New guidelines by the Council of Europe on health-related data protection
On March 27th, 2019, the Council of Europe issued a set of guidelines addressed to its 47 Member States. These principles aim at ensuring, both at legal level as well as in practice, a full compatibility of health-related data processing with human rights, especially with privacy and data protection.
The ever-increasing potential of new technologies has led to a substantial growth in data processing, which have become a valuable source material for developing knowledge and a key product for multiple sectors in many countries.
This development has also affected healthcare systems; these were also transformed by digitisation and new technologies, which became tools used by professionals for prevention, research and administration.

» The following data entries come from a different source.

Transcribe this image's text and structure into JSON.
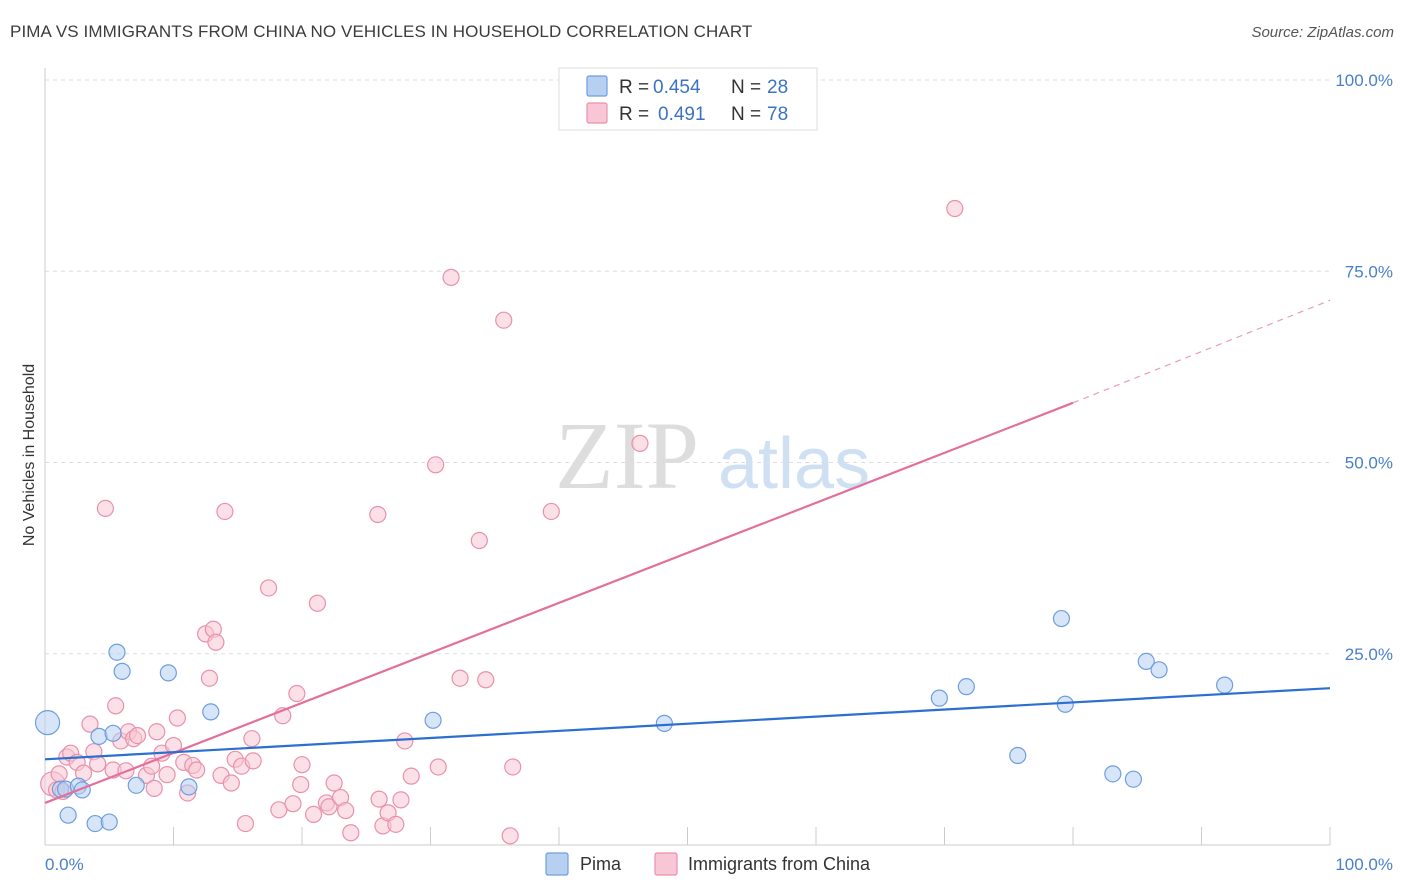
{
  "title": "PIMA VS IMMIGRANTS FROM CHINA NO VEHICLES IN HOUSEHOLD CORRELATION CHART",
  "source": "Source: ZipAtlas.com",
  "watermark": {
    "zip": "ZIP",
    "atlas": "atlas"
  },
  "legend": {
    "r_label": "R =",
    "n_label": "N =",
    "rows": [
      {
        "r": "0.454",
        "n": "28",
        "fill": "#b7d0f2",
        "stroke": "#6f9ede"
      },
      {
        "r": "0.491",
        "n": "78",
        "fill": "#f8c6d4",
        "stroke": "#e891ab"
      }
    ]
  },
  "bottom_legend": [
    "Pima",
    "Immigrants from China"
  ],
  "chart_data": {
    "type": "scatter",
    "title": "PIMA VS IMMIGRANTS FROM CHINA NO VEHICLES IN HOUSEHOLD CORRELATION CHART",
    "xlabel": "",
    "ylabel": "No Vehicles in Household",
    "xlim": [
      0,
      100
    ],
    "ylim": [
      0,
      100
    ],
    "x_ticks": [
      "0.0%",
      "100.0%"
    ],
    "y_ticks": [
      {
        "value": 25,
        "label": "25.0%"
      },
      {
        "value": 50,
        "label": "50.0%"
      },
      {
        "value": 75,
        "label": "75.0%"
      },
      {
        "value": 100,
        "label": "100.0%"
      }
    ],
    "grid": true,
    "legend_position": "top-center",
    "series": [
      {
        "name": "Pima",
        "color": "#6f9ede",
        "fill": "#b7d0f2",
        "r": 0.454,
        "n": 28,
        "trend": {
          "x0": 0,
          "y0": 11.2,
          "x1": 100,
          "y1": 20.5,
          "color": "#2b6fd0"
        },
        "points": [
          {
            "x": 0.2,
            "y": 16.0,
            "big": true
          },
          {
            "x": 1.2,
            "y": 7.3
          },
          {
            "x": 1.6,
            "y": 7.3
          },
          {
            "x": 1.8,
            "y": 3.9
          },
          {
            "x": 2.6,
            "y": 7.7
          },
          {
            "x": 2.9,
            "y": 7.2
          },
          {
            "x": 3.9,
            "y": 2.8
          },
          {
            "x": 4.2,
            "y": 14.2
          },
          {
            "x": 5.3,
            "y": 14.6
          },
          {
            "x": 5.0,
            "y": 3.0
          },
          {
            "x": 5.6,
            "y": 25.2
          },
          {
            "x": 6.0,
            "y": 22.7
          },
          {
            "x": 7.1,
            "y": 7.8
          },
          {
            "x": 9.6,
            "y": 22.5
          },
          {
            "x": 11.2,
            "y": 7.6
          },
          {
            "x": 12.9,
            "y": 17.4
          },
          {
            "x": 30.2,
            "y": 16.3
          },
          {
            "x": 48.2,
            "y": 15.9
          },
          {
            "x": 69.6,
            "y": 19.2
          },
          {
            "x": 71.7,
            "y": 20.7
          },
          {
            "x": 75.7,
            "y": 11.7
          },
          {
            "x": 79.1,
            "y": 29.6
          },
          {
            "x": 79.4,
            "y": 18.4
          },
          {
            "x": 83.1,
            "y": 9.3
          },
          {
            "x": 84.7,
            "y": 8.6
          },
          {
            "x": 85.7,
            "y": 24.0
          },
          {
            "x": 86.7,
            "y": 22.9
          },
          {
            "x": 91.8,
            "y": 20.9
          }
        ]
      },
      {
        "name": "Immigrants from China",
        "color": "#e891ab",
        "fill": "#f8c6d4",
        "r": 0.491,
        "n": 78,
        "trend": {
          "x0": 0,
          "y0": 5.5,
          "x1": 80,
          "y1": 57.8,
          "dash_x1": 100,
          "dash_y1": 71.2,
          "color": "#e3709a"
        },
        "points": [
          {
            "x": 0.6,
            "y": 8.0,
            "big": true
          },
          {
            "x": 0.9,
            "y": 7.2
          },
          {
            "x": 1.1,
            "y": 9.3
          },
          {
            "x": 1.4,
            "y": 7.0
          },
          {
            "x": 1.7,
            "y": 11.5
          },
          {
            "x": 2.0,
            "y": 12.0
          },
          {
            "x": 2.5,
            "y": 10.8
          },
          {
            "x": 3.0,
            "y": 9.4
          },
          {
            "x": 3.5,
            "y": 15.8
          },
          {
            "x": 3.8,
            "y": 12.2
          },
          {
            "x": 4.1,
            "y": 10.6
          },
          {
            "x": 4.7,
            "y": 44.0
          },
          {
            "x": 5.3,
            "y": 9.8
          },
          {
            "x": 5.5,
            "y": 18.2
          },
          {
            "x": 5.9,
            "y": 13.6
          },
          {
            "x": 6.3,
            "y": 9.7
          },
          {
            "x": 6.5,
            "y": 14.8
          },
          {
            "x": 6.9,
            "y": 13.9
          },
          {
            "x": 7.2,
            "y": 14.3
          },
          {
            "x": 7.9,
            "y": 9.1
          },
          {
            "x": 8.3,
            "y": 10.3
          },
          {
            "x": 8.5,
            "y": 7.4
          },
          {
            "x": 8.7,
            "y": 14.8
          },
          {
            "x": 9.1,
            "y": 12.0
          },
          {
            "x": 9.5,
            "y": 9.2
          },
          {
            "x": 10.0,
            "y": 13.0
          },
          {
            "x": 10.3,
            "y": 16.6
          },
          {
            "x": 10.8,
            "y": 10.8
          },
          {
            "x": 11.1,
            "y": 6.8
          },
          {
            "x": 11.5,
            "y": 10.4
          },
          {
            "x": 11.8,
            "y": 9.8
          },
          {
            "x": 12.5,
            "y": 27.6
          },
          {
            "x": 12.8,
            "y": 21.8
          },
          {
            "x": 13.1,
            "y": 28.2
          },
          {
            "x": 13.3,
            "y": 26.5
          },
          {
            "x": 13.7,
            "y": 9.1
          },
          {
            "x": 14.0,
            "y": 43.6
          },
          {
            "x": 14.5,
            "y": 8.1
          },
          {
            "x": 14.8,
            "y": 11.2
          },
          {
            "x": 15.3,
            "y": 10.3
          },
          {
            "x": 15.6,
            "y": 2.8
          },
          {
            "x": 16.1,
            "y": 13.9
          },
          {
            "x": 16.2,
            "y": 11.0
          },
          {
            "x": 17.4,
            "y": 33.6
          },
          {
            "x": 18.2,
            "y": 4.6
          },
          {
            "x": 18.5,
            "y": 16.9
          },
          {
            "x": 19.3,
            "y": 5.4
          },
          {
            "x": 19.6,
            "y": 19.8
          },
          {
            "x": 19.9,
            "y": 7.9
          },
          {
            "x": 20.0,
            "y": 10.5
          },
          {
            "x": 20.9,
            "y": 4.0
          },
          {
            "x": 21.2,
            "y": 31.6
          },
          {
            "x": 21.9,
            "y": 5.5
          },
          {
            "x": 22.1,
            "y": 5.0
          },
          {
            "x": 22.5,
            "y": 8.1
          },
          {
            "x": 23.0,
            "y": 6.2
          },
          {
            "x": 23.4,
            "y": 4.5
          },
          {
            "x": 23.8,
            "y": 1.6
          },
          {
            "x": 25.9,
            "y": 43.2
          },
          {
            "x": 26.0,
            "y": 6.0
          },
          {
            "x": 26.3,
            "y": 2.5
          },
          {
            "x": 26.7,
            "y": 4.2
          },
          {
            "x": 27.3,
            "y": 2.7
          },
          {
            "x": 27.7,
            "y": 5.9
          },
          {
            "x": 28.0,
            "y": 13.6
          },
          {
            "x": 28.5,
            "y": 9.0
          },
          {
            "x": 30.4,
            "y": 49.7
          },
          {
            "x": 30.6,
            "y": 10.2
          },
          {
            "x": 31.6,
            "y": 74.2
          },
          {
            "x": 32.3,
            "y": 21.8
          },
          {
            "x": 33.8,
            "y": 39.8
          },
          {
            "x": 34.3,
            "y": 21.6
          },
          {
            "x": 35.7,
            "y": 68.6
          },
          {
            "x": 36.2,
            "y": 1.2
          },
          {
            "x": 36.4,
            "y": 10.2
          },
          {
            "x": 39.4,
            "y": 43.6
          },
          {
            "x": 46.3,
            "y": 52.5
          },
          {
            "x": 70.8,
            "y": 83.2
          }
        ]
      }
    ]
  }
}
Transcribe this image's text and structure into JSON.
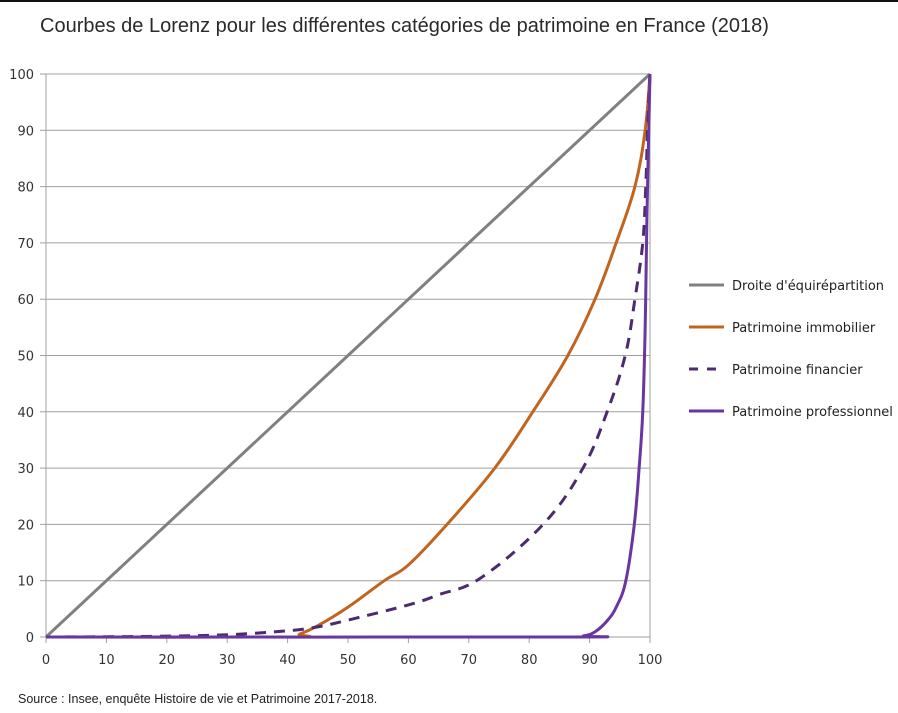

The number of individuals concerned by healthcare has also grown substantially.
It is always worthy to keep in mind that health-related data contain most intimate and personal information on patients, which might potentially expose them to discrimination: therefore a special status should be given to this kind of data. This issue also points to a discussion towards developing new guidelines for healthcare professionals.
In the Recommendation, applicable to both the public and private sector, the Council of Europe’s Committee of Ministers calls upon the governments to transmit these guidelines to health-care systems and various actors dealing with data processing, in particular to health-care professionals and data protection officers.
The Recommendation contains a set of principles on health-care data protection and includes novelties introduced by the updated Council of Europe’s Convention on personal data protection, known as the Convention 108+, opened for signature in October 2018.
The Committee of Ministers underlines the fact that health-related data should be protected using adequate security measures which take into account the current stage of technological development, the sensitivity of the data as well as proper risk assessment related to data processing.
The Recommendation also includes guidelines as to the legal basis for the processing of health-related data, in particular with the consent for the processing given by the data subject, data concerning unborn children, genetic health-related data, sharing health-related data by professionals of the sector, and data storage.
The guidelines enumerate the rights of data subjects, especially transparency of data processing. They also contain a set of principles that should be kept with regard to data processing for scientific research purposes, collected using mobile devices or transferred across borders.
Full text of the Recommendation is available at the CoE website.